Sunday, November 23, 2003
Al-Qaeda: Conspiracy, Network or Ideology?

Al-Qaeda, to repeat the contributions of many analysts and academics, has become an amorphous beast that is no longer open to strict definition. The original terrorist grouping, with its training facilities and affiliation to the Taliban, has long been dispersed. Now, the term is applied to a large number of terrorist atrocities that are motivated by the ideology of Bin Laden, his cohorts and his trained followers. However, these atrocities are the separate manifestations of groups or franchise operations that achieve success with frightening regularity.

The argument that an upsurge in terrorism has accompanied the aftermath of the conflict in Iraq is sound. However, this upsurge has concentrated on Iraq and has been encouraged by the neighbouring states in order to destabilise the continuing development of the postwar settlement. Disaffected Muslims who adopt the ideology of al-Qaeda provide a strong supply of troops and terrorists for an organised insurgency that has wedded disaffected Sunnis, Ba'athist stalwarts and foreign jihadis into a strong opponent for the Iraqi Provisional Authority.

Al-Qaeda's ideology is based upon fomenting chaos and bloodshed, since these conditions appear to be necessary for the establishment of their khalifah. Their ideological underpinnings have been strengthened by the war in Iraq and the continued western presence in the Middle East.
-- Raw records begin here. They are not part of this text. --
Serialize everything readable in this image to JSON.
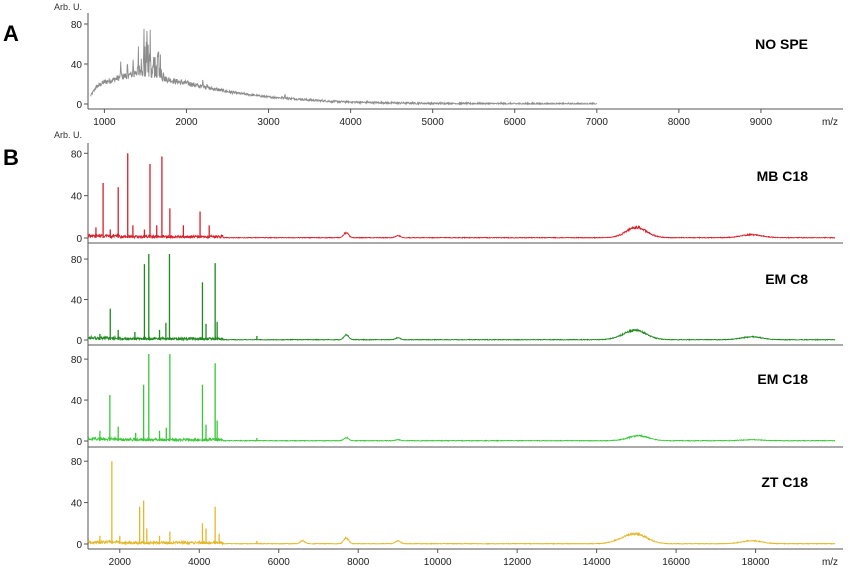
{
  "chart_data": [
    {
      "type": "line",
      "panel": "A",
      "ylabel": "Arb. U.",
      "xlabel": "m/z",
      "xlim": [
        800,
        10000
      ],
      "ylim": [
        0,
        85
      ],
      "xticks": [
        1000,
        2000,
        3000,
        4000,
        5000,
        6000,
        7000,
        8000,
        9000
      ],
      "yticks": [
        0,
        40,
        80
      ],
      "series": [
        {
          "name": "NO SPE",
          "color": "#8c8c8c",
          "x": [
            830,
            900,
            1000,
            1100,
            1200,
            1300,
            1400,
            1500,
            1600,
            1700,
            1800,
            1900,
            2000,
            2200,
            2400,
            2600,
            2800,
            3000,
            3200,
            3500,
            3800,
            4200,
            4600,
            5000,
            5500,
            6000,
            6500,
            7000
          ],
          "y": [
            8,
            17,
            22,
            24,
            27,
            29,
            30,
            31,
            29,
            26,
            24,
            22,
            21,
            17,
            14,
            11,
            9,
            7,
            6,
            4,
            2.5,
            1.5,
            1,
            0.6,
            0.4,
            0.2,
            0.1,
            0
          ]
        }
      ]
    },
    {
      "type": "line",
      "panel": "B",
      "ylabel": "Arb. U.",
      "xlabel": "m/z",
      "xlim": [
        1200,
        20200
      ],
      "ylim": [
        0,
        85
      ],
      "xticks": [
        2000,
        4000,
        6000,
        8000,
        10000,
        12000,
        14000,
        16000,
        18000
      ],
      "yticks": [
        0,
        40,
        80
      ],
      "series": [
        {
          "name": "MB C18",
          "color": "#d8202a",
          "peaks": [
            [
              1400,
              10
            ],
            [
              1580,
              52
            ],
            [
              1760,
              8
            ],
            [
              1960,
              48
            ],
            [
              2200,
              80
            ],
            [
              2330,
              12
            ],
            [
              2620,
              8
            ],
            [
              2760,
              70
            ],
            [
              2930,
              12
            ],
            [
              3060,
              77
            ],
            [
              3260,
              28
            ],
            [
              3600,
              12
            ],
            [
              4020,
              25
            ],
            [
              4250,
              12
            ],
            [
              7700,
              5
            ],
            [
              9000,
              2
            ],
            [
              15000,
              10
            ],
            [
              17900,
              3
            ]
          ]
        },
        {
          "name": "EM C8",
          "color": "#1e8a1e",
          "peaks": [
            [
              1500,
              6
            ],
            [
              1760,
              31
            ],
            [
              1960,
              10
            ],
            [
              2380,
              8
            ],
            [
              2620,
              75
            ],
            [
              2730,
              85
            ],
            [
              3000,
              10
            ],
            [
              3160,
              17
            ],
            [
              3250,
              85
            ],
            [
              4080,
              57
            ],
            [
              4170,
              16
            ],
            [
              4400,
              76
            ],
            [
              4450,
              18
            ],
            [
              5450,
              4
            ],
            [
              7700,
              5
            ],
            [
              9000,
              2
            ],
            [
              14800,
              4
            ],
            [
              15050,
              7
            ],
            [
              17900,
              3
            ]
          ]
        },
        {
          "name": "EM C18",
          "color": "#38c838",
          "peaks": [
            [
              1500,
              10
            ],
            [
              1750,
              45
            ],
            [
              1960,
              14
            ],
            [
              2400,
              8
            ],
            [
              2600,
              55
            ],
            [
              2730,
              85
            ],
            [
              3000,
              10
            ],
            [
              3170,
              13
            ],
            [
              3260,
              85
            ],
            [
              4080,
              55
            ],
            [
              4170,
              16
            ],
            [
              4400,
              76
            ],
            [
              4450,
              20
            ],
            [
              5450,
              3
            ],
            [
              7700,
              3
            ],
            [
              9000,
              1
            ],
            [
              15050,
              5
            ],
            [
              17900,
              1
            ]
          ]
        },
        {
          "name": "ZT C18",
          "color": "#e5b82a",
          "peaks": [
            [
              1500,
              8
            ],
            [
              1800,
              80
            ],
            [
              2000,
              8
            ],
            [
              2500,
              36
            ],
            [
              2600,
              42
            ],
            [
              2680,
              15
            ],
            [
              3000,
              8
            ],
            [
              3260,
              12
            ],
            [
              4080,
              20
            ],
            [
              4170,
              15
            ],
            [
              4400,
              36
            ],
            [
              4500,
              10
            ],
            [
              5450,
              3
            ],
            [
              6600,
              3
            ],
            [
              7700,
              6
            ],
            [
              9000,
              3
            ],
            [
              14700,
              4
            ],
            [
              15050,
              8
            ],
            [
              17900,
              3
            ]
          ]
        }
      ]
    }
  ],
  "labels": {
    "panel_a": "A",
    "panel_b": "B",
    "arb_unit": "Arb. U.",
    "mz": "m/z"
  }
}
Yet, there may be a case for stating that their support has plateaued and that there is unlikely to be a further radicalisation of existing groups or populations within the Muslim world.

The last two years have seen the creation of a "generation of terrorists". They are buoyed up and renewed by the madressehs that educate their successors but they have not proven adept at extending their political base or converting Muslim states to their particular views (with the possible exception of the Northwest frontier in Pakistan).
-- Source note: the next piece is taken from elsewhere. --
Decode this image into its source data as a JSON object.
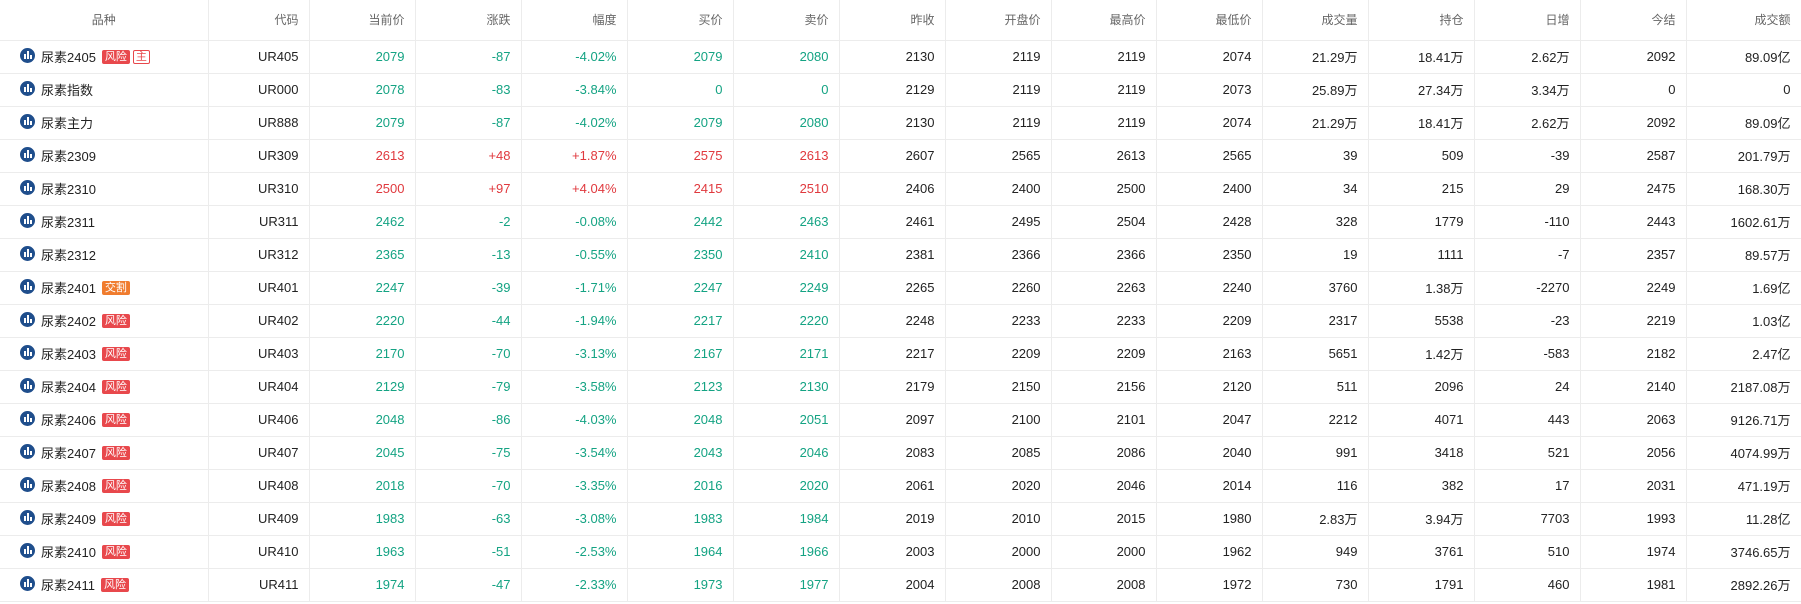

Whilst the conditions in Iraq have proved a bloody lesson for Britain and the United States in the capability of Arabs in wedding insurgency and terrorism, this conflict has also, in the longer term, demonstrated the limitations of al-Qaeda's reach.

As Paul Wilkinson of St. Andrews University points out,

It has not been lost on the Muslim world that the majority of those killed by al-Qaeda in so many of their brutal suicide bombings have been fellow Muslims.
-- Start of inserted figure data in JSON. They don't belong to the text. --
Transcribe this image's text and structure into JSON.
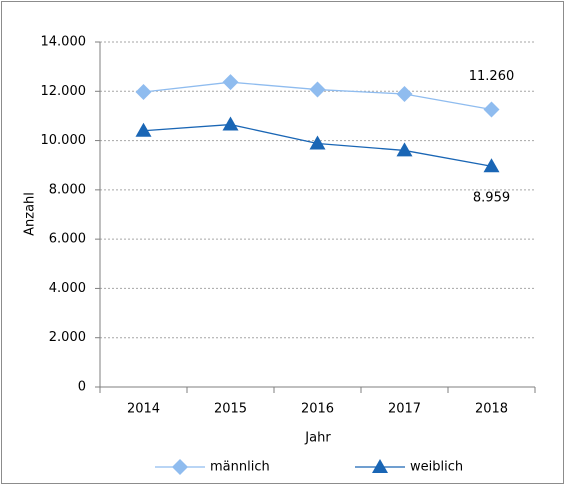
{
  "chart_data": {
    "type": "line",
    "categories": [
      "2014",
      "2015",
      "2016",
      "2017",
      "2018"
    ],
    "series": [
      {
        "name": "männlich",
        "color": "#8fbcef",
        "marker": "diamond",
        "values": [
          11970,
          12370,
          12070,
          11890,
          11260
        ],
        "value_labels": [
          null,
          null,
          null,
          null,
          "11.260"
        ]
      },
      {
        "name": "weiblich",
        "color": "#1a66b5",
        "marker": "triangle",
        "values": [
          10400,
          10650,
          9880,
          9600,
          8959
        ],
        "value_labels": [
          null,
          null,
          null,
          null,
          "8.959"
        ]
      }
    ],
    "xlabel": "Jahr",
    "ylabel": "Anzahl",
    "ylim": [
      0,
      14000
    ],
    "yticks": [
      0,
      {
        "value": 2000,
        "label": "2.000"
      },
      {
        "value": 4000,
        "label": "4.000"
      },
      {
        "value": 6000,
        "label": "6.000"
      },
      {
        "value": 8000,
        "label": "8.000"
      },
      {
        "value": 10000,
        "label": "10.000"
      },
      {
        "value": 12000,
        "label": "12.000"
      },
      {
        "value": 14000,
        "label": "14.000"
      }
    ],
    "grid": true,
    "legend": "bottom"
  }
}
It is the Muslim states that view Al-Qaeda as the greatest threat to their semi-westernised existence. The terrorists pose a grave threat to any progress made in the Muslim world over the past few years.

The fact that Muslim governments and their citizens increasingly recognise that al-Qaeda’s savage violence endangers their own human rights and their own chances of economic wellbeing and stability just as much as it threatens Western citizens will make them more determined not to give in to this intimidation and to crack down on those responsible for terrorist atrocities and who libel the name of Islam by pretending that they have a religious justification for their crimes.

Authoritarian regimes are beginning to address the social and economic stagnation that provides the fuel for Islamic jihad. However, their culture and their ideological resentment of the West will remain an engine for terrorists in months and years to come. Only by solving the structural impetus of Al-Qaeda can the terrorism be prevented from transmitting its goals and methods to another generation.